Change in US law could cut drugs spending by $30 billion

pharmafile | April 12, 2007 | News story | Sales and Marketing US, reform 

Calls to allow the US government to negotiate drug prices with the pharmaceutical industry have been reawakened by a new report which says it could save $30 billion a year.

The findings from the liberal-leaning Institute for the Americas Future think tank conclude that a change in the US federal law should be made to allow the government to negotiate.

Democrats led by Nancy Pelossi, the speaker of the House of Representatives and a long-term Medicare campaigner, passed legislation in January to remove the provision in The Medicare Modernization Act of 2003 which prohibits the government by law from interfering in negotiations. Senate leaders are now pushing for a vote on the issue.

The US parliamentary upper house the Senate would also have to pass the law for direct price negotiations to begin, something which the US industry and its supporters oppose.

Report co-author Roger Hickey says: "Drug prices are too expensive and the savings from negotiating prices are too great to ignore. Activists across the country are holding Congress feet to the fire. Congress needs to step up to the plate to lower prescription drug prices. The House has taken the first step. Its time for the Senate to follow suit."

US pharmaceutical industry body PhRMA has made its feelings clear on the issue, saying enforced price cuts could stifle innovation among drug companies. Senior vice president Ken Johnson said there was 'overwhelming evidence' that the Medicare programme is working for both old people and taxpayers. "Most troubling is that the policy changes the group seeks – allowing Medicare to negotiate drug prices – threatens to do more harm than good for patients in need of potentially life-saving medicines," he added.

PhRMA said surveys suggest that old people were saving $1,200 a year on their medicines under the existing scheme and believes that competition among Medicare drug plans were responsible for driving down costs. It argues that the non-interference clause of the Medicare Act protects against the government limiting patients' access to medicines they need, without compromising affordability and that government interference would have a negligible effect on federal spending anyway. "The government probably could not negotiate lower costs than the powerful private sector purchasers already negotiating for lower costs," Johnson said.

However, the Democrats wins at mid-term elections last year,  which saw the party claim control of both Houses for the first time in a decade, put campaigners in a potentially powerful position.
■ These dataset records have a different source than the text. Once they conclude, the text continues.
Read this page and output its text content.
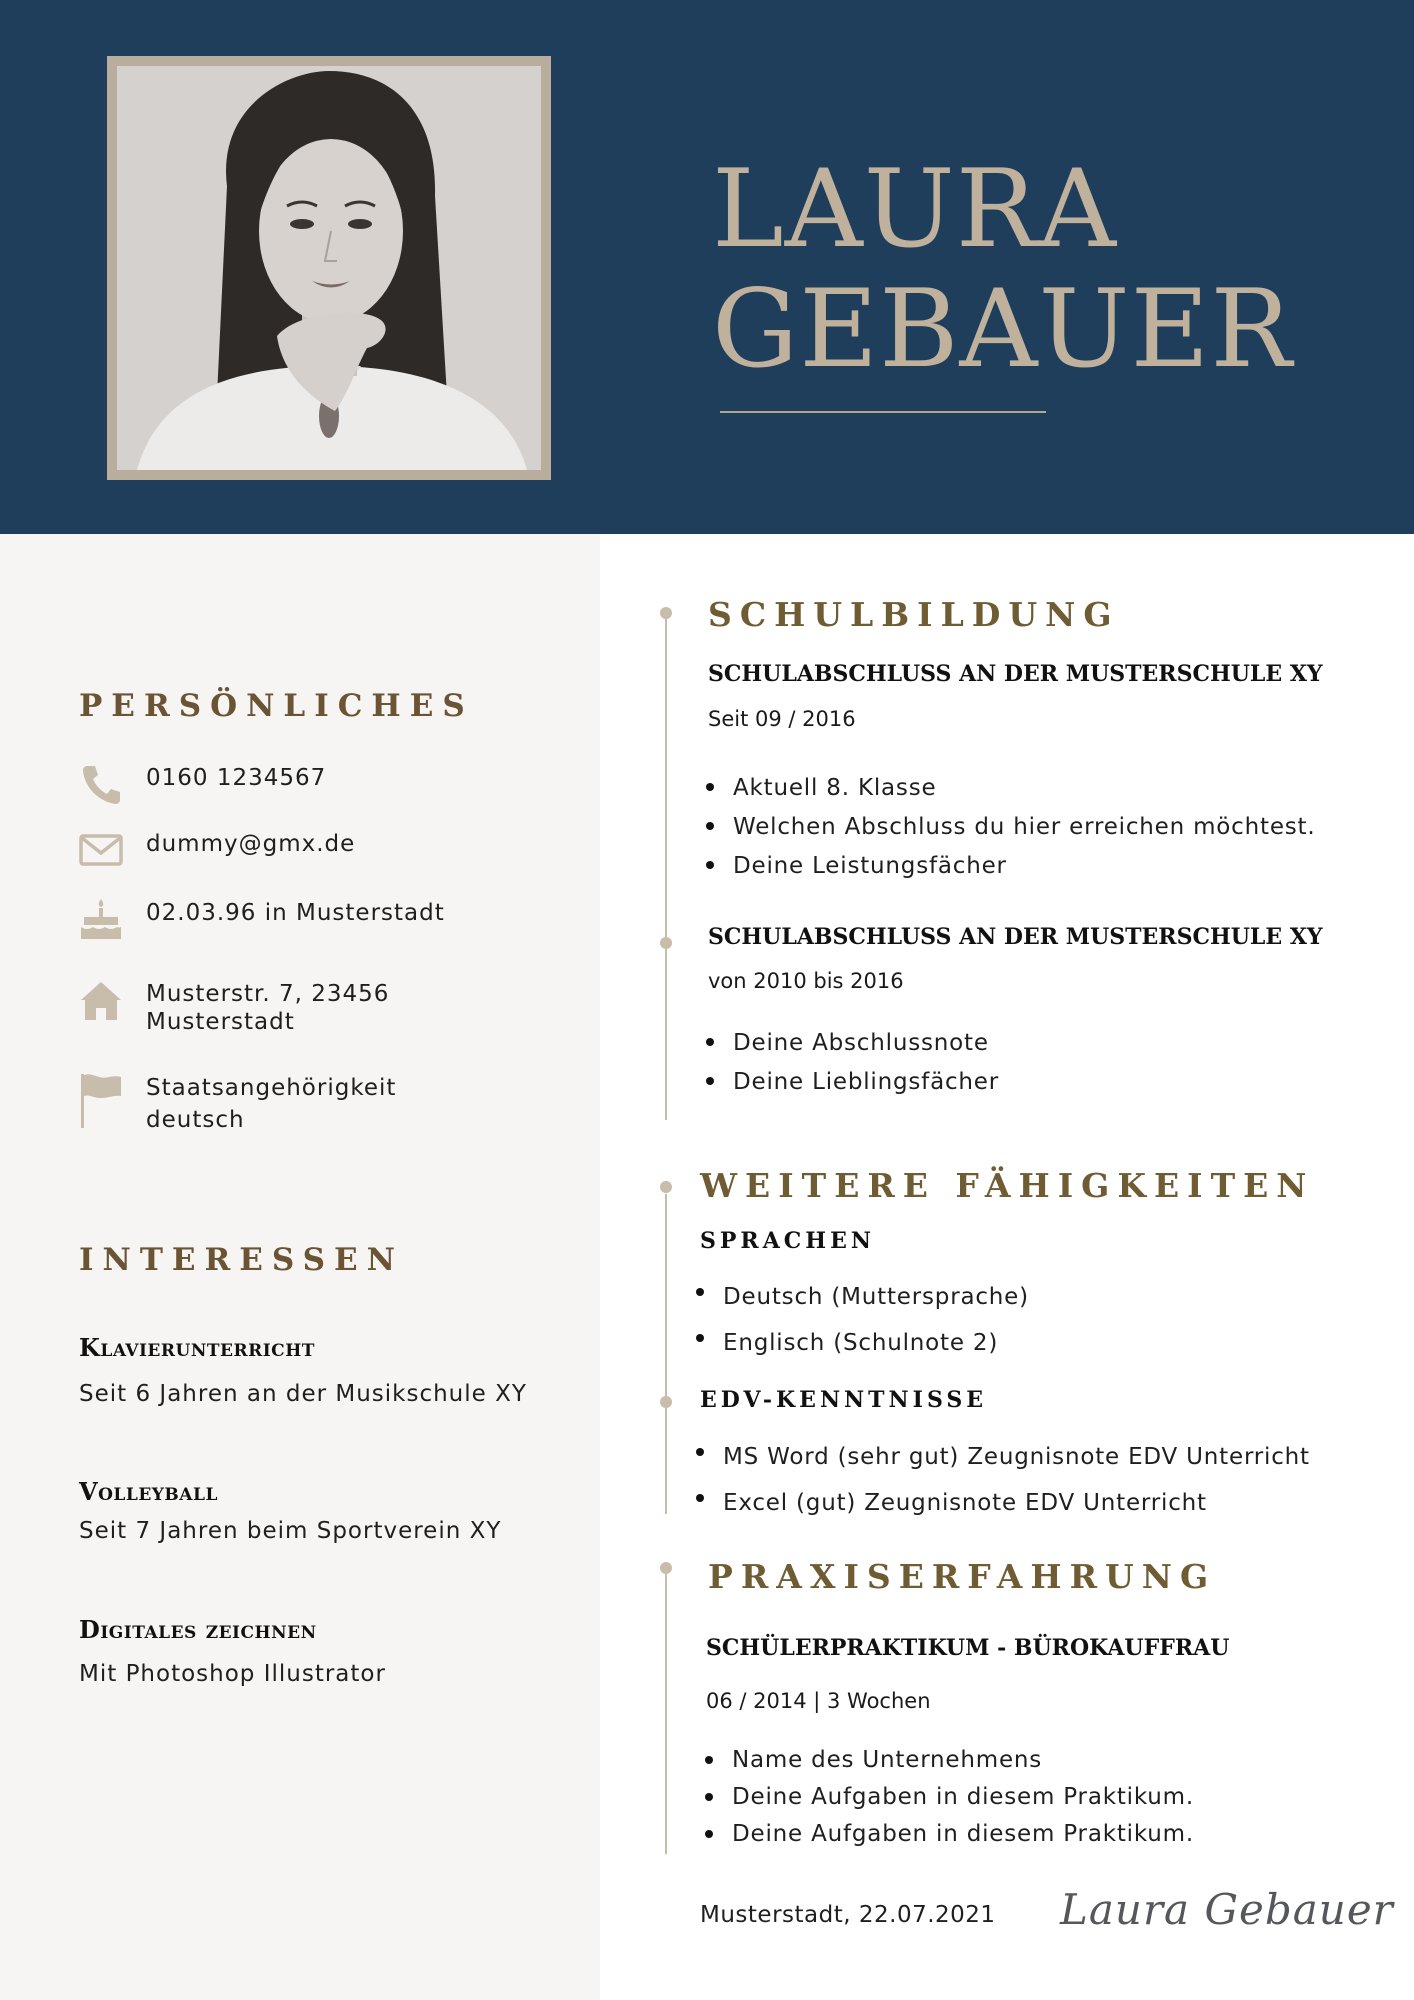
LAURA
GEBAUER
PERSÖNLICHES
0160 1234567
dummy@gmx.de
02.03.96 in Musterstadt
Musterstr. 7, 23456
Musterstadt
Staatsangehörigkeit
deutsch
INTERESSEN
Klavierunterricht
Seit 6 Jahren an der Musikschule XY
Volleyball
Seit 7 Jahren beim Sportverein XY
Digitales zeichnen
Mit Photoshop Illustrator
SCHULBILDUNG
SCHULABSCHLUSS AN DER MUSTERSCHULE XY
Seit 09 / 2016
Aktuell 8. Klasse
Welchen Abschluss du hier erreichen möchtest.
Deine Leistungsfächer
SCHULABSCHLUSS AN DER MUSTERSCHULE XY
von 2010 bis 2016
Deine Abschlussnote
Deine Lieblingsfächer
WEITERE FÄHIGKEITEN
SPRACHEN
Deutsch (Muttersprache)
Englisch (Schulnote 2)
EDV-KENNTNISSE
MS Word (sehr gut) Zeugnisnote EDV Unterricht
Excel (gut) Zeugnisnote EDV Unterricht
PRAXISERFAHRUNG
SCHÜLERPRAKTIKUM - BÜROKAUFFRAU
06 / 2014 | 3 Wochen
Name des Unternehmens
Deine Aufgaben in diesem Praktikum.
Deine Aufgaben in diesem Praktikum.
Musterstadt, 22.07.2021 Laura Gebauer
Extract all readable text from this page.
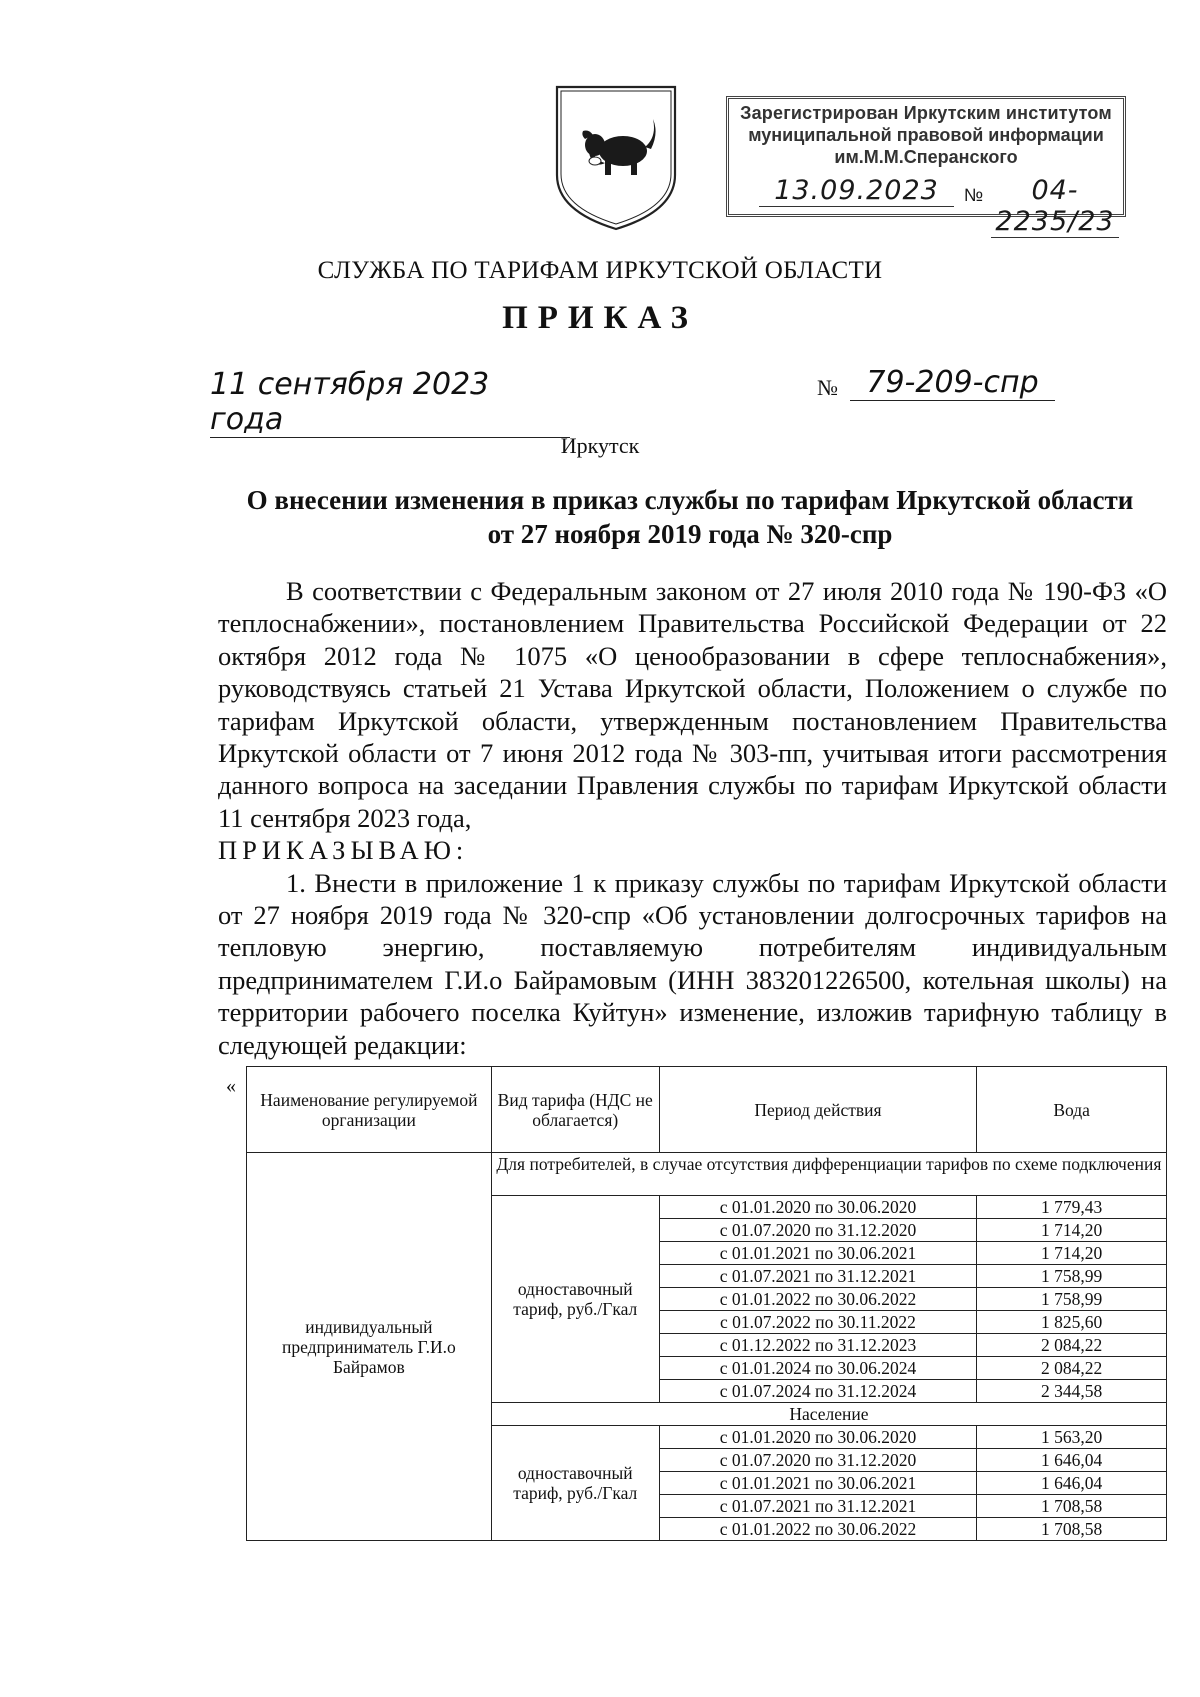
Зарегистрирован Иркутским институтом
муниципальной правовой информации
им.М.М.Сперанского
13.09.2023	№	04-2235/23
СЛУЖБА ПО ТАРИФАМ ИРКУТСКОЙ ОБЛАСТИ
ПРИКАЗ
11 сентября 2023 года
№ 79-209-спр
Иркутск
О внесении изменения в приказ службы по тарифам Иркутской области
от 27 ноября 2019 года № 320-спр

В соответствии с Федеральным законом от 27 июля 2010 года № 190-ФЗ «О теплоснабжении», постановлением Правительства Российской Федерации от 22 октября 2012 года № 1075 «О ценообразовании в сфере теплоснабжения», руководствуясь статьей 21 Устава Иркутской области, Положением о службе по тарифам Иркутской области, утвержденным постановлением Правительства Иркутской области от 7 июня 2012 года № 303-пп, учитывая итоги рассмотрения данного вопроса на заседании Правления службы по тарифам Иркутской области 11 сентября 2023 года,

ПРИКАЗЫВАЮ:

1. Внести в приложение 1 к приказу службы по тарифам Иркутской области от 27 ноября 2019 года № 320-спр «Об установлении долгосрочных тарифов на тепловую энергию, поставляемую потребителям индивидуальным предпринимателем Г.И.о Байрамовым (ИНН 383201226500, котельная школы) на территории рабочего поселка Куйтун» изменение, изложив тарифную таблицу в следующей редакции:

«
Наименование регулируемой организации	Вид тарифа (НДС не облагается)	Период действия	Вода
индивидуальный предприниматель Г.И.о Байрамов	Для потребителей, в случае отсутствия дифференциации тарифов по схеме подключения		
	одноставочный тариф, руб./Гкал	с 01.01.2020 по 30.06.2020	1 779,43
		с 01.07.2020 по 31.12.2020	1 714,20
		с 01.01.2021 по 30.06.2021	1 714,20
		с 01.07.2021 по 31.12.2021	1 758,99
		с 01.01.2022 по 30.06.2022	1 758,99
		с 01.07.2022 по 30.11.2022	1 825,60
		с 01.12.2022 по 31.12.2023	2 084,22
		с 01.01.2024 по 30.06.2024	2 084,22
		с 01.07.2024 по 31.12.2024	2 344,58
	Население		
	одноставочный тариф, руб./Гкал	с 01.01.2020 по 30.06.2020	1 563,20
		с 01.07.2020 по 31.12.2020	1 646,04
		с 01.01.2021 по 30.06.2021	1 646,04
		с 01.07.2021 по 31.12.2021	1 708,58
		с 01.01.2022 по 30.06.2022	1 708,58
Democratic senator Debbie Stabenow, who supports the change, says: "When so many Americans struggle to pay for the prescription drugs they need, it doesn't make sense to prohibit the federal government from negotiating the lowest possible drug prices on behalf of the 44 million seniors and people with disabilities who rely on Medicare."

One activist group, the Change America Now (CAN) Coalition is already planning to put pressure on individual senators to declare their stance on negotiating drug prices.